Without an atmosphere to distribute heat, the moon’s surface temperature swings wildly depending on whether it faces the sun. In full sunlight, temperatures reach about 260°F (127°C), hot enough to boil water at reduced pressures. In darkness, they plummet to around minus 280°F (minus 173°C). That’s a swing of more than 500°F over the course of a single lunar day, which lasts about 29.5 Earth days.

These cycles stress rock at the surface, causing thermal expansion and contraction that generates its own category of shallow moonquakes. They also pose a persistent challenge for equipment and habitats, which must survive repeated thermal cycling without cracking seals or degrading materials.

Lunar Dust Is Toxic and Destructive

The moon’s surface is covered in regolith, a layer of fine, jagged dust and rock fragments created by billions of years of meteoroid impacts pulverizing the bedrock. Unlike dust on Earth, which gets rounded and smoothed by wind and water, lunar dust particles have razor-sharp edges. They also carry a persistent electrostatic charge that makes them cling to virtually any surface they contact.

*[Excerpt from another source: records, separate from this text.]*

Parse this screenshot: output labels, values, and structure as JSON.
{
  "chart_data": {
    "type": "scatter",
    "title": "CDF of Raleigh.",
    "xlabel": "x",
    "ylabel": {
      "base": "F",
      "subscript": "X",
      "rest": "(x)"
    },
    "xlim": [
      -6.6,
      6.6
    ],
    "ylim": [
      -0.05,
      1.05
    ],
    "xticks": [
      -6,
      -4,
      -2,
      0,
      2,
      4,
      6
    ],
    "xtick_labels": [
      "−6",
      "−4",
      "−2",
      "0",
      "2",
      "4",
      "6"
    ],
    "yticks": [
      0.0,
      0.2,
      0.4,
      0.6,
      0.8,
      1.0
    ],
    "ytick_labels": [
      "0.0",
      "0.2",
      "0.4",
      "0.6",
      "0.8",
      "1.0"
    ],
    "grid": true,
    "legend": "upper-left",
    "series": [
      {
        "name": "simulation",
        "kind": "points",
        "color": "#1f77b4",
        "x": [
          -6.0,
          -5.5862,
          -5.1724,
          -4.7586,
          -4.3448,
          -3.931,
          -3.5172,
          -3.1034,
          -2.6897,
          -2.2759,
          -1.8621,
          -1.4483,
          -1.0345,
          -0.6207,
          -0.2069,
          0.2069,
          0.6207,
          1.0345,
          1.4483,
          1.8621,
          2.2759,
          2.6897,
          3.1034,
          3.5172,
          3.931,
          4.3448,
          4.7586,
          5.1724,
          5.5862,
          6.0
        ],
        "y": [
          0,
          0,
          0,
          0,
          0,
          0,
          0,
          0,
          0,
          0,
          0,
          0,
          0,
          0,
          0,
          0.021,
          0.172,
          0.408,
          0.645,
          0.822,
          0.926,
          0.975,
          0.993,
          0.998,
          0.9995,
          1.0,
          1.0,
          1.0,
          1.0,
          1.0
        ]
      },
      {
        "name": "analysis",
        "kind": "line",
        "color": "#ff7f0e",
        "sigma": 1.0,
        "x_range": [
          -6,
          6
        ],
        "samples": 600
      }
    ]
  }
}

For equipment, the dust is an abrasion and coating hazard. It gets into mechanical joints, scratches optical surfaces, and interferes with electronics. For humans, the risks are more serious. The particles are fine enough to penetrate deep into the lungs, reaching the tiny air sacs where gas exchange happens. Once there, they can directly damage cells, trigger inflammatory responses, and potentially allow nanoscopic particles to enter the bloodstream. The dust contains nanophase iron that may generate reactive oxygen species on contact with human tissue, a mechanism similar to what causes silicosis in miners exposed to crystalline quartz dust on Earth. Apollo astronauts reported irritation after brief exposure inside their spacecraft; long-duration stays would require rigorous dust management.

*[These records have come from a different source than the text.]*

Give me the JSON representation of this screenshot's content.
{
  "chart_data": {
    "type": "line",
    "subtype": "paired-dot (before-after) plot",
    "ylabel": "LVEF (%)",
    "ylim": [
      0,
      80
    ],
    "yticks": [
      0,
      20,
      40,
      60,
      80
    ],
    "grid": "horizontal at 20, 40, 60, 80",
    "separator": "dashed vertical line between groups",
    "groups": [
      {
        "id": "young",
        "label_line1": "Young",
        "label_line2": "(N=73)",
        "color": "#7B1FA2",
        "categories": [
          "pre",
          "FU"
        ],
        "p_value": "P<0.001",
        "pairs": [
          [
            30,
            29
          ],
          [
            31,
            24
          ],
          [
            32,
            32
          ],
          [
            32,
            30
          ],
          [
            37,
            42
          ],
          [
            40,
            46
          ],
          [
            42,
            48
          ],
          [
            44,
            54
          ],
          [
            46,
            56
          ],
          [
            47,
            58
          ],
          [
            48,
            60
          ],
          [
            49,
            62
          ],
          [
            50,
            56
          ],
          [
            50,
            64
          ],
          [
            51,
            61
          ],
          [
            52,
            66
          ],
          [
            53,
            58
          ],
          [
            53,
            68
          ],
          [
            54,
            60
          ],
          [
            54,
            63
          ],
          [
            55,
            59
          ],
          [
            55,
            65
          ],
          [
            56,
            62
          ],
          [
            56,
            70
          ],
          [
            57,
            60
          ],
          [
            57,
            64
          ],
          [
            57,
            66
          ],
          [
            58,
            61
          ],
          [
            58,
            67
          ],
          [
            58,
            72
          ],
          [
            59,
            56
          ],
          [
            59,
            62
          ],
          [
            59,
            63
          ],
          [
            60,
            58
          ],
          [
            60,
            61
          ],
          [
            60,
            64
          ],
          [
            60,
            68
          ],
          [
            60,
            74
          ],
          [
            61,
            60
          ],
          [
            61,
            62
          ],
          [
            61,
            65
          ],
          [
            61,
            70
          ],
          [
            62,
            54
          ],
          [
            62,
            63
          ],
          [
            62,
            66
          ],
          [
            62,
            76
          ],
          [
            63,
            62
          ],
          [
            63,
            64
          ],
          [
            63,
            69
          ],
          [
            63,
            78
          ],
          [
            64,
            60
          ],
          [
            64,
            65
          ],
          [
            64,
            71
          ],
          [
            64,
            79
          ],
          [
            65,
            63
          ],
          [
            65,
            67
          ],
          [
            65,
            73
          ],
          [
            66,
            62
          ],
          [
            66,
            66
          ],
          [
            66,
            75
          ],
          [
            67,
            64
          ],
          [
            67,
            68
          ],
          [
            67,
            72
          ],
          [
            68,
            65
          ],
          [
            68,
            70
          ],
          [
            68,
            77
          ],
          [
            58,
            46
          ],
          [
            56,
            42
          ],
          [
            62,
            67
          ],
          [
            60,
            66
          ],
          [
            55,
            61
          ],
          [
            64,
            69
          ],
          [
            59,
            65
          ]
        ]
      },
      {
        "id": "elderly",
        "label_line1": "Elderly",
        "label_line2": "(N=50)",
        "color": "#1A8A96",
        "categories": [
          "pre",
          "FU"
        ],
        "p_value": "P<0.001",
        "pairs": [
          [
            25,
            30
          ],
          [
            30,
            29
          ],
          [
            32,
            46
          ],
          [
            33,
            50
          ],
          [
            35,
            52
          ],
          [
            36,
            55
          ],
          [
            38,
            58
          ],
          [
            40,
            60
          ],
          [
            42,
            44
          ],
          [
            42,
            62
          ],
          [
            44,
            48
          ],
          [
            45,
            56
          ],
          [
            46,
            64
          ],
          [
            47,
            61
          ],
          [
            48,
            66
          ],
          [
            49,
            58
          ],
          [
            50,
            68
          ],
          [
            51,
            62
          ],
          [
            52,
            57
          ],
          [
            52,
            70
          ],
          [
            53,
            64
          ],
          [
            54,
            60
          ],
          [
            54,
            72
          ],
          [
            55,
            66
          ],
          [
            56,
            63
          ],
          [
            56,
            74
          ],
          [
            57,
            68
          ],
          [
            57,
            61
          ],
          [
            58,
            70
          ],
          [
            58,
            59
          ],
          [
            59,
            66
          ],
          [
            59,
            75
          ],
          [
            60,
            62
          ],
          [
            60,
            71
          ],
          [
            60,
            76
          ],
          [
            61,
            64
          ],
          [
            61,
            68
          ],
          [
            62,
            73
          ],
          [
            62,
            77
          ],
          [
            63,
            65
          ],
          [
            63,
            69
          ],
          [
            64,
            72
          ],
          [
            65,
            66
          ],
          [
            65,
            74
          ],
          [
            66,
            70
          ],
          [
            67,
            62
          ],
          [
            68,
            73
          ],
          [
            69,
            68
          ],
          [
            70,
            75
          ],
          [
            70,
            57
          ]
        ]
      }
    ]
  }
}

Hundreds of Meteoroids Hit Every Year

With no atmosphere to burn up incoming debris, meteoroids of all sizes slam directly into the lunar surface at full speed. NASA’s monitoring program, running since 2005, has detected more than 300 strikes, and extrapolations suggest hundreds of detectable impacts occur every year. Most are small, but occasional large events produce craters up to 20 meters wide. A March 2013 impact produced a flash visible from Earth through a backyard telescope.

For any permanent presence on the moon, this represents a constant low-level bombardment risk. Combined with the seismic activity, radiation exposure, dust toxicity, and thermal extremes, it paints a picture of a world that is geologically active and environmentally hostile in ways that aren’t obvious from simply looking up at it on a clear night.